I think you could take a leaf out of Mark's book, Alex. What have you got to lose? If this woman isn't interested in you 'like that', at least you'll know and you can stop all the agonising. If she is, you're on your way!
For what it's worth, I think the signs are promising. Why would she invite you to stay if she didn't have feelings for you? To help improve your language skills? Come on!
So yes, ask her out – now, today! And make it clear you're talking about a date, not an evening of friendship to further improve Anglo-Bavarian relations. Tell her you think she's fantastic, and you've been wanting to say it for a long time. Say you'd love to come to Bavaria and get to know her properly, outside the office environment.

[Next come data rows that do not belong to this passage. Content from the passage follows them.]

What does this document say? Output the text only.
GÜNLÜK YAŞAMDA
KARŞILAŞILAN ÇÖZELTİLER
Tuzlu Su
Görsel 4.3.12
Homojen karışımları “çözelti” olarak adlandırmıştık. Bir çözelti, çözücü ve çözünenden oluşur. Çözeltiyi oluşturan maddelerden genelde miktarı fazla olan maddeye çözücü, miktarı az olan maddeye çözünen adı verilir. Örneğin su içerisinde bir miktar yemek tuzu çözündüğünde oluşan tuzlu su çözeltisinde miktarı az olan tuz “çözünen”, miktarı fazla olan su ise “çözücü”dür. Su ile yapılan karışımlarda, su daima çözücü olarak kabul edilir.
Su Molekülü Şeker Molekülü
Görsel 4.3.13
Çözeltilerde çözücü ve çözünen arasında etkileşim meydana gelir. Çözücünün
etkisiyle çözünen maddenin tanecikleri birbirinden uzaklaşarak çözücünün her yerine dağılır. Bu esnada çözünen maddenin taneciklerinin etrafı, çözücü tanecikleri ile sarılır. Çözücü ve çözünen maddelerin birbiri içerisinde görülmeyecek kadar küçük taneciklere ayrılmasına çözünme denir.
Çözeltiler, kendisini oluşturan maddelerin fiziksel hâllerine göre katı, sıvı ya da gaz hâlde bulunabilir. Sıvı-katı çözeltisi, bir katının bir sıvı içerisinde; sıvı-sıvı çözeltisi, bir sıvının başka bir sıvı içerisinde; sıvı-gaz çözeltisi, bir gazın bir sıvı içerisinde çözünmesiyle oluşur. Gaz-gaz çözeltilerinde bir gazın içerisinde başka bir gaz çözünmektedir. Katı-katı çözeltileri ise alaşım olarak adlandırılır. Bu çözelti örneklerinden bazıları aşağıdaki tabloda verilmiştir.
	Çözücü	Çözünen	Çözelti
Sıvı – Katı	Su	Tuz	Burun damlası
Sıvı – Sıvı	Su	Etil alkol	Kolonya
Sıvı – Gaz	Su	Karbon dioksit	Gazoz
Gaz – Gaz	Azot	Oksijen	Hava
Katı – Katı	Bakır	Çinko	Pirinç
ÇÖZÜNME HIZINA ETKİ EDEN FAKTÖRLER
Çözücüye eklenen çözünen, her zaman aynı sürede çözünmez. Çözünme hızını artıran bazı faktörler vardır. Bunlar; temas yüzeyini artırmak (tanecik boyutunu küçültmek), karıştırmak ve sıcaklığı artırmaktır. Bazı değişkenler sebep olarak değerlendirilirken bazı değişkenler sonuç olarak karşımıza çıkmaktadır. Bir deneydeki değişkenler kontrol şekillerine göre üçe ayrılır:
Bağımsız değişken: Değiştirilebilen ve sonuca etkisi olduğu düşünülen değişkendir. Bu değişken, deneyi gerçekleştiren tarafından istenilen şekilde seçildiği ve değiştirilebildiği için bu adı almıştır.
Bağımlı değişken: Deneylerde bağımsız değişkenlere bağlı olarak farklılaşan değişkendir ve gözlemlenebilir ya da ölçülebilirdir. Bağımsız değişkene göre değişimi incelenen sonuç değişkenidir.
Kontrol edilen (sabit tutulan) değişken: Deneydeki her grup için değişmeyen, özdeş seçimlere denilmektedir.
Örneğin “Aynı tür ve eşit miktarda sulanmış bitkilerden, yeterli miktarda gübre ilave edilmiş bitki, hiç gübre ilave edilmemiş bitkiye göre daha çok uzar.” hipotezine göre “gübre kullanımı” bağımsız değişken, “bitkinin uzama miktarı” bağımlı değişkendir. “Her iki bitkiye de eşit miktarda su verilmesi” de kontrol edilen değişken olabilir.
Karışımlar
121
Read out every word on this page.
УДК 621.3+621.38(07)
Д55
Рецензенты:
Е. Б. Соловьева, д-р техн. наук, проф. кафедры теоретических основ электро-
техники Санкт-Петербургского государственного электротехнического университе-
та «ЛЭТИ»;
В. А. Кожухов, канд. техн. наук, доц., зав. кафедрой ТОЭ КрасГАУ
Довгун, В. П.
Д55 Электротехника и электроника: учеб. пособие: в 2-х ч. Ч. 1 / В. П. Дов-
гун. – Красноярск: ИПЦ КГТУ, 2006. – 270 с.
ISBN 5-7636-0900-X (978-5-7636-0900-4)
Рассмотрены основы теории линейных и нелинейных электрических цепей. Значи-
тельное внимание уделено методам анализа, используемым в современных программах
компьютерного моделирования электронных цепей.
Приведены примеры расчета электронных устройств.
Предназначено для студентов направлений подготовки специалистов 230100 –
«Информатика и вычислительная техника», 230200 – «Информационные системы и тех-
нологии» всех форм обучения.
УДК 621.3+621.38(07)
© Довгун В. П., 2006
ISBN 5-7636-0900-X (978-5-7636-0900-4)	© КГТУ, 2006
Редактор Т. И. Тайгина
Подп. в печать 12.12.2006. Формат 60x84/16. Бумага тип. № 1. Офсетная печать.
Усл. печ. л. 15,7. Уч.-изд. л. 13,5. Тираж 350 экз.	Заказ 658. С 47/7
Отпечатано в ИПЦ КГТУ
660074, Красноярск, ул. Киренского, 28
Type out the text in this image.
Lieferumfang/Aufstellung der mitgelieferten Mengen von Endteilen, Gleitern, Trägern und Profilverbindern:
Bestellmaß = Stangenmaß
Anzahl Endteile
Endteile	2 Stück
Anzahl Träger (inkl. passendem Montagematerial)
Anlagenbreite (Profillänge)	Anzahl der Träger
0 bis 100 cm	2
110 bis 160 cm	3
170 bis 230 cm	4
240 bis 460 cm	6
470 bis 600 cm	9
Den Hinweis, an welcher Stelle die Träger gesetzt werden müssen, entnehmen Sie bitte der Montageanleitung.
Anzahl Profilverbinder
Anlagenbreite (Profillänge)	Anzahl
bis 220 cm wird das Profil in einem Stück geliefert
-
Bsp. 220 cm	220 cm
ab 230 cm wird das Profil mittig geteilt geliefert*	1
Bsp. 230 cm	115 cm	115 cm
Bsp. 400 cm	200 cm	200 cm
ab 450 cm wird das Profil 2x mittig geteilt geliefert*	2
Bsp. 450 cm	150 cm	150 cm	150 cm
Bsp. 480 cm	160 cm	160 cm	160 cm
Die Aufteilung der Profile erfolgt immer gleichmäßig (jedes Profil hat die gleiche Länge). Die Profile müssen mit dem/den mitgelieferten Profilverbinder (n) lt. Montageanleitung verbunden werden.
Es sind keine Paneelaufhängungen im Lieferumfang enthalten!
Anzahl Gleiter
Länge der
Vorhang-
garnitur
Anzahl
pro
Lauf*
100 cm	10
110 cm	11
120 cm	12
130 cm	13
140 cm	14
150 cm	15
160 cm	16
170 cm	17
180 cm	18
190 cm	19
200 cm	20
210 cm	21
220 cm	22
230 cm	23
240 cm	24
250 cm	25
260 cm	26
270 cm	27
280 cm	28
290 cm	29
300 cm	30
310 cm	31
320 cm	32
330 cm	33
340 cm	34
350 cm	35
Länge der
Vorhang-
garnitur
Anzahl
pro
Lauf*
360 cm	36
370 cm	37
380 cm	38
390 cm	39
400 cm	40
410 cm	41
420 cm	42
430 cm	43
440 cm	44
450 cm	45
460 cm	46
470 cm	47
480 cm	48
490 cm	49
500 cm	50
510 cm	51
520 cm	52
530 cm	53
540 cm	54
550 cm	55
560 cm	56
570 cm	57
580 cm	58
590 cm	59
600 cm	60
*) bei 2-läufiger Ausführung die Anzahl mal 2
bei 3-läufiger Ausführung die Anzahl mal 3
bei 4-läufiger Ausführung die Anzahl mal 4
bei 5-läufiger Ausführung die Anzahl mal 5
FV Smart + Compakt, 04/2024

Some attribute the saying 'faint heart never won fair lady' to Cervantes, but I prefer the theory it came from Queen Elizabeth I. She is said to have used it when Sir Francis Drake etched a window at court expressing his fear of declaring his feelings. No one knows if they became lovers but you take the point.
So there you go – you're not the first to hesitate. Mark Darcy and Sir Francis Drake both wobbled before you. Declare your intentions boldly. I repeat – what have you got to lose?